Er is dus geen verschil tussen alle Maleïnehydrazide houdende producten erkend in aardappel in België. Bij deze zetten we ze allemaal eens op een rijtje met hun handelsnaam, samenstelling en de teelten waarbinnen ze erkend zijn.
- Fazor 60 SG, 60,6 %, in ui en aardappel
- Itcan 60 SG, 60,6 %, in ui, aardappel, knoflook en sjalot
- Itcan 270SL, 270 g/l, in ui, aardappel, knoflook en sjalot
- Crown 270 SL, 270 g/l, in ui, aardappel, knoflook en sjalot
- Himalaya en Hymalaya 60 SG 60,6 %, in uien, aardappel
- Filini, 180 g/l, in uien, knoflook en sjalot
Al deze producten hebben ongeveer dezelfde dosis actieve stof per hectare (+/- 3 kg/ha) op de erkenning staan. Ze zijn in aardappelen erkend voor zowel doorwasbehandeling als om de aardappelopslag in de volgteelt te vermijden (verminderen). Er is slechts 1 toepassing per teelt erkend met 35 dagen veiligheidstermijn, maar niet in primeurteelt of onder plastic afdekking.
Ze regelt de groei en de kiemrust. Ze grijpt in op de celdeling (nieuwe knollen vormen) niet op de celstrekking (laten uitgroeien van de knol). Door dit verschil is deze dus bruikbaar tegen doorwas in de aardappelteelt.

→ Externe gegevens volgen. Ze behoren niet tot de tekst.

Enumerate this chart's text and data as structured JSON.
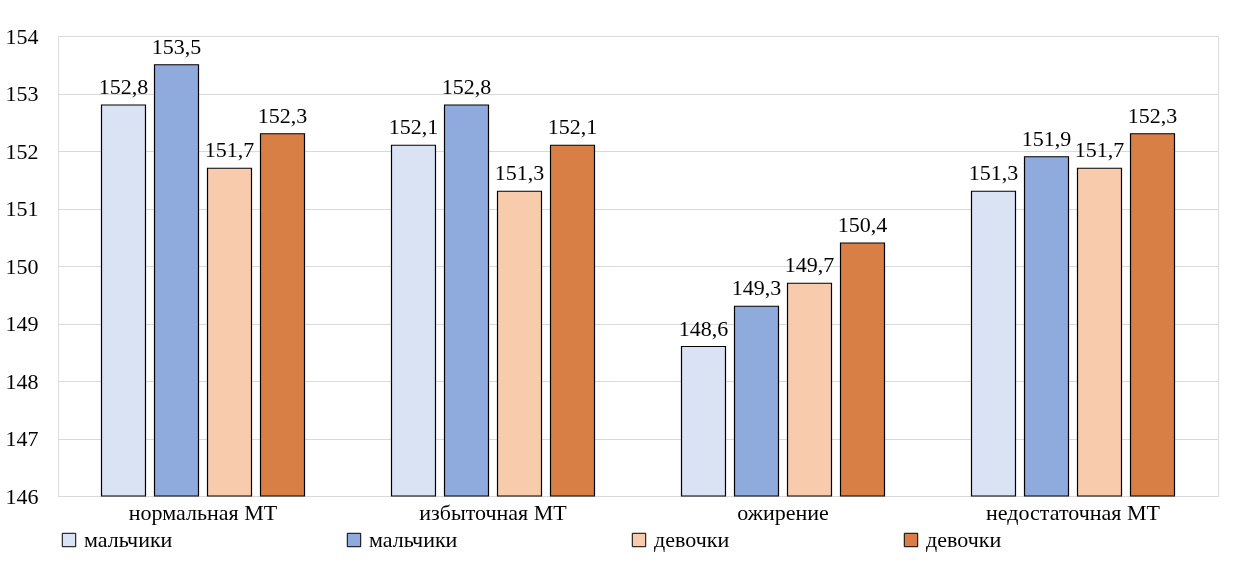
{
  "chart_data": {
    "type": "bar",
    "categories": [
      "нормальная МТ",
      "избыточная МТ",
      "ожирение",
      "недостаточная МТ"
    ],
    "series": [
      {
        "name": "мальчики",
        "color": "#dae3f3",
        "values": [
          152.8,
          152.1,
          148.6,
          151.3
        ],
        "value_labels": [
          "152,8",
          "152,1",
          "148,6",
          "151,3"
        ]
      },
      {
        "name": "мальчики",
        "color": "#8faadc",
        "values": [
          153.5,
          152.8,
          149.3,
          151.9
        ],
        "value_labels": [
          "153,5",
          "152,8",
          "149,3",
          "151,9"
        ]
      },
      {
        "name": "девочки",
        "color": "#f8cbad",
        "values": [
          151.7,
          151.3,
          149.7,
          151.7
        ],
        "value_labels": [
          "151,7",
          "151,3",
          "149,7",
          "151,7"
        ]
      },
      {
        "name": "девочки",
        "color": "#d77f45",
        "values": [
          152.3,
          152.1,
          150.4,
          152.3
        ],
        "value_labels": [
          "152,3",
          "152,1",
          "150,4",
          "152,3"
        ]
      }
    ],
    "ylim": [
      146,
      154
    ],
    "yticks": [
      146,
      147,
      148,
      149,
      150,
      151,
      152,
      153,
      154
    ],
    "grid": "y",
    "legend": "bottom"
  }
}
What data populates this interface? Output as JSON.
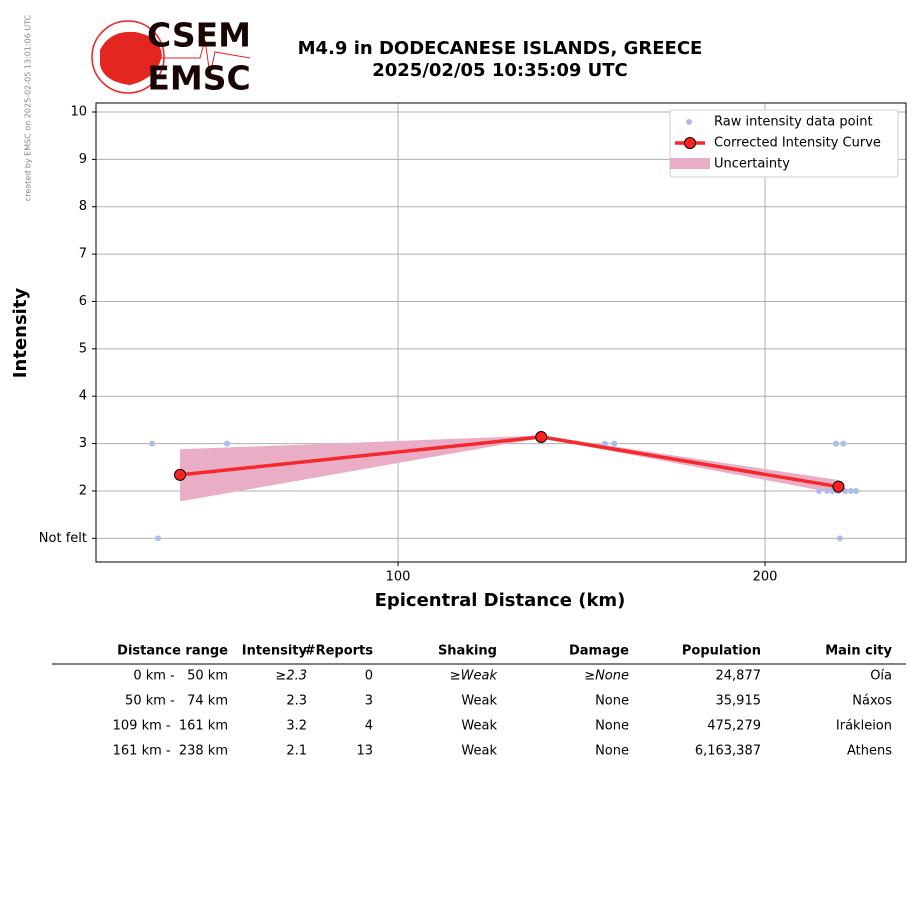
{
  "credit": "created by EMSC on 2025-02-05 13:01:06 UTC",
  "logo": {
    "top": "CSEM",
    "bottom": "EMSC"
  },
  "chart_data": {
    "type": "scatter-curve",
    "title": "M4.9 in DODECANESE ISLANDS, GREECE",
    "subtitle": "2025/02/05 10:35:09 UTC",
    "x_label": "Epicentral Distance (km)",
    "y_label": "Intensity",
    "xlim": [
      17.7,
      238.4
    ],
    "ylim": [
      0.5,
      10.19
    ],
    "xticks": [
      100,
      200
    ],
    "yticks": [
      {
        "value": 1,
        "label": "Not felt"
      },
      2,
      3,
      4,
      5,
      6,
      7,
      8,
      9,
      10
    ],
    "grid": true,
    "legend": "upper right",
    "raw": {
      "name": "Raw intensity data point",
      "color": "#aebde8",
      "x": [
        33,
        34.6,
        53.4,
        156.4,
        158.9,
        214.7,
        216.9,
        218.3,
        219.3,
        220,
        220.4,
        221.3,
        221.8,
        223.4,
        224.8
      ],
      "values": [
        3,
        1,
        3,
        3,
        3,
        2,
        2,
        2,
        3,
        2,
        1,
        3,
        2,
        2,
        2
      ]
    },
    "curve": {
      "name": "Corrected Intensity Curve",
      "color": "#f5282d",
      "marker_color": "#ff2020",
      "x": [
        40.6,
        139,
        220
      ],
      "values": [
        2.34,
        3.14,
        2.09
      ]
    },
    "uncertainty": {
      "name": "Uncertainty",
      "color": "#e9aec6",
      "x": [
        40.6,
        139,
        220
      ],
      "upper": [
        2.88,
        3.17,
        2.23
      ],
      "lower": [
        1.78,
        3.12,
        1.94
      ]
    }
  },
  "table": {
    "header": [
      "Distance range",
      "Intensity",
      "#Reports",
      "Shaking",
      "Damage",
      "Population",
      "Main city"
    ],
    "rows": [
      [
        "0 km -   50 km",
        "≥2.3",
        "0",
        "≥Weak",
        "≥None",
        "24,877",
        "Oía"
      ],
      [
        "50 km -   74 km",
        "2.3",
        "3",
        "Weak",
        "None",
        "35,915",
        "Náxos"
      ],
      [
        "109 km -  161 km",
        "3.2",
        "4",
        "Weak",
        "None",
        "475,279",
        "Irákleion"
      ],
      [
        "161 km -  238 km",
        "2.1",
        "13",
        "Weak",
        "None",
        "6,163,387",
        "Athens"
      ]
    ]
  }
}
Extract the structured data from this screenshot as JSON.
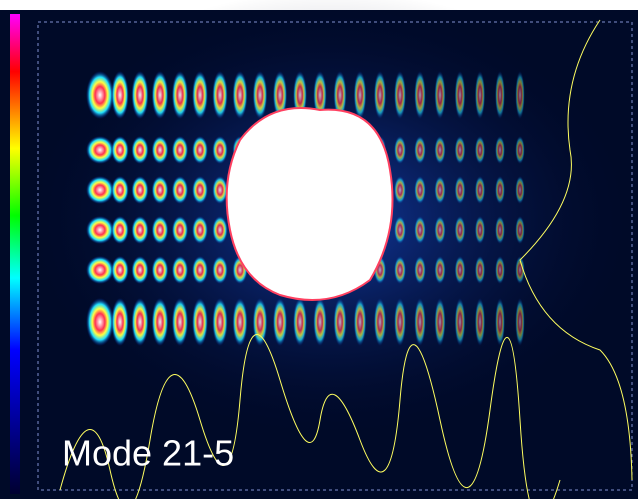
{
  "label": "Mode 21-5"
}
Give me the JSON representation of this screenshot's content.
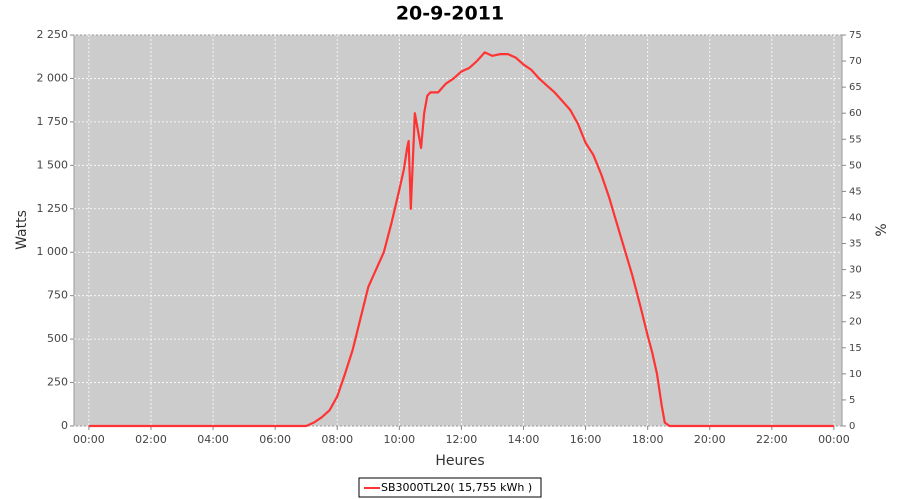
{
  "chart_data": {
    "type": "line",
    "title": "20-9-2011",
    "xlabel": "Heures",
    "ylabel": "Watts",
    "y2label": "%",
    "x": [
      0,
      7,
      7.25,
      7.5,
      7.75,
      8,
      8.25,
      8.5,
      8.75,
      9,
      9.25,
      9.5,
      9.75,
      10,
      10.15,
      10.25,
      10.3,
      10.37,
      10.5,
      10.6,
      10.7,
      10.8,
      10.9,
      11,
      11.25,
      11.5,
      11.75,
      12,
      12.25,
      12.5,
      12.75,
      13,
      13.25,
      13.5,
      13.75,
      14,
      14.25,
      14.5,
      14.75,
      15,
      15.25,
      15.5,
      15.75,
      16,
      16.25,
      16.5,
      16.75,
      17,
      17.25,
      17.5,
      17.75,
      18,
      18.15,
      18.3,
      18.45,
      18.55,
      18.7,
      24
    ],
    "series": [
      {
        "name": "SB3000TL20( 15,755 kWh )",
        "color": "#ff3333",
        "values": [
          0,
          0,
          20,
          50,
          90,
          170,
          300,
          440,
          620,
          800,
          900,
          1000,
          1170,
          1360,
          1480,
          1600,
          1640,
          1250,
          1800,
          1700,
          1600,
          1800,
          1900,
          1920,
          1920,
          1970,
          2000,
          2040,
          2060,
          2100,
          2150,
          2130,
          2140,
          2140,
          2120,
          2080,
          2050,
          2000,
          1960,
          1920,
          1870,
          1820,
          1740,
          1630,
          1560,
          1450,
          1320,
          1170,
          1020,
          870,
          700,
          520,
          420,
          300,
          120,
          20,
          0,
          0
        ]
      }
    ],
    "xlim": [
      -0.48,
      24.26
    ],
    "xticks": [
      {
        "value": 0,
        "label": "00:00"
      },
      {
        "value": 2,
        "label": "02:00"
      },
      {
        "value": 4,
        "label": "04:00"
      },
      {
        "value": 6,
        "label": "06:00"
      },
      {
        "value": 8,
        "label": "08:00"
      },
      {
        "value": 10,
        "label": "10:00"
      },
      {
        "value": 12,
        "label": "12:00"
      },
      {
        "value": 14,
        "label": "14:00"
      },
      {
        "value": 16,
        "label": "16:00"
      },
      {
        "value": 18,
        "label": "18:00"
      },
      {
        "value": 20,
        "label": "20:00"
      },
      {
        "value": 22,
        "label": "22:00"
      },
      {
        "value": 24,
        "label": "00:00"
      }
    ],
    "ylim": [
      0,
      2250
    ],
    "yticks": [
      0,
      250,
      500,
      750,
      {
        "value": 1000,
        "label": "1 000"
      },
      {
        "value": 1250,
        "label": "1 250"
      },
      {
        "value": 1500,
        "label": "1 500"
      },
      {
        "value": 1750,
        "label": "1 750"
      },
      {
        "value": 2000,
        "label": "2 000"
      },
      {
        "value": 2250,
        "label": "2 250"
      }
    ],
    "y2lim": [
      0,
      75
    ],
    "y2ticks": [
      0,
      5,
      10,
      15,
      20,
      25,
      30,
      35,
      40,
      45,
      50,
      55,
      60,
      65,
      70,
      75
    ],
    "grid": true,
    "legend": "bottom"
  }
}
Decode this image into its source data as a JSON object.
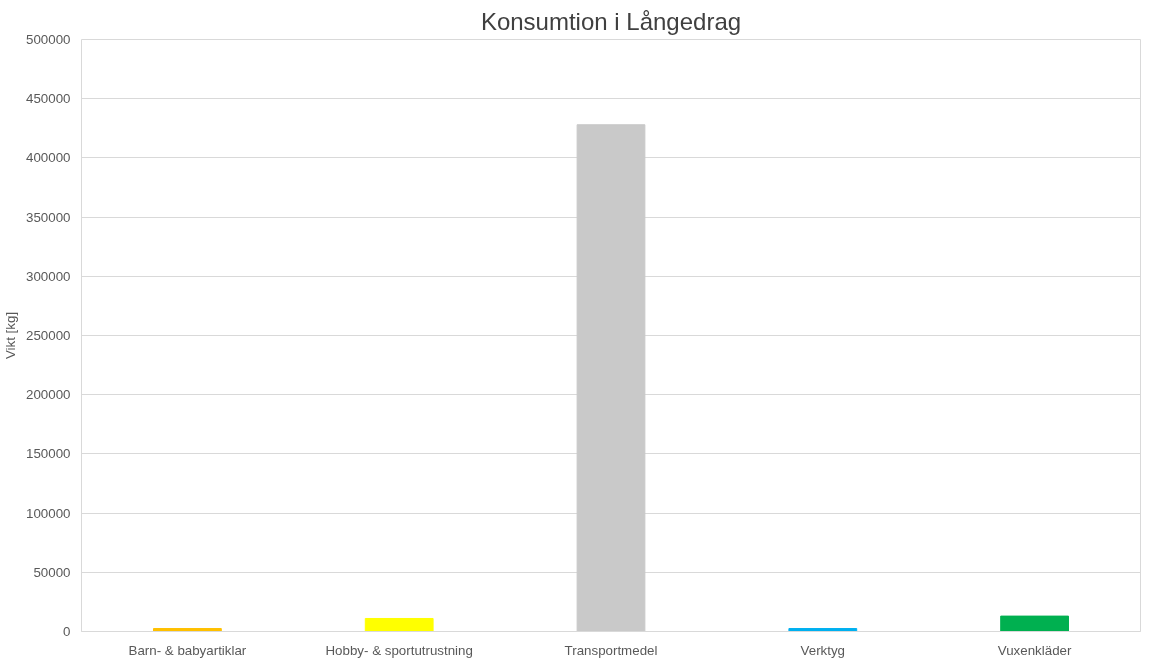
{
  "chart_data": {
    "type": "bar",
    "title": "Konsumtion i Långedrag",
    "ylabel": "Vikt [kg]",
    "categories": [
      "Barn- & babyartiklar",
      "Hobby- & sportutrustning",
      "Transportmedel",
      "Verktyg",
      "Vuxenkläder"
    ],
    "values": [
      2500,
      11000,
      428000,
      2500,
      13000
    ],
    "colors": [
      "#ffc000",
      "#ffff00",
      "#c9c9c9",
      "#00b0f0",
      "#00b050"
    ],
    "ylim": [
      0,
      500000
    ],
    "yticks": [
      0,
      50000,
      100000,
      150000,
      200000,
      250000,
      300000,
      350000,
      400000,
      450000,
      500000
    ],
    "grid": "y"
  }
}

In eerste instantie wordt aan deze behandeling gedacht bij doorwas, maar ook voor aardappelopslag in de teelt het jaar erop kan een behandeling nuttig zijn. De knollen kennen ook een grotere kiemrust in de bewaring. Daardoor is het gewichtsverlies beperkter. We zullen het nu verder specifiek over doorwas hebben.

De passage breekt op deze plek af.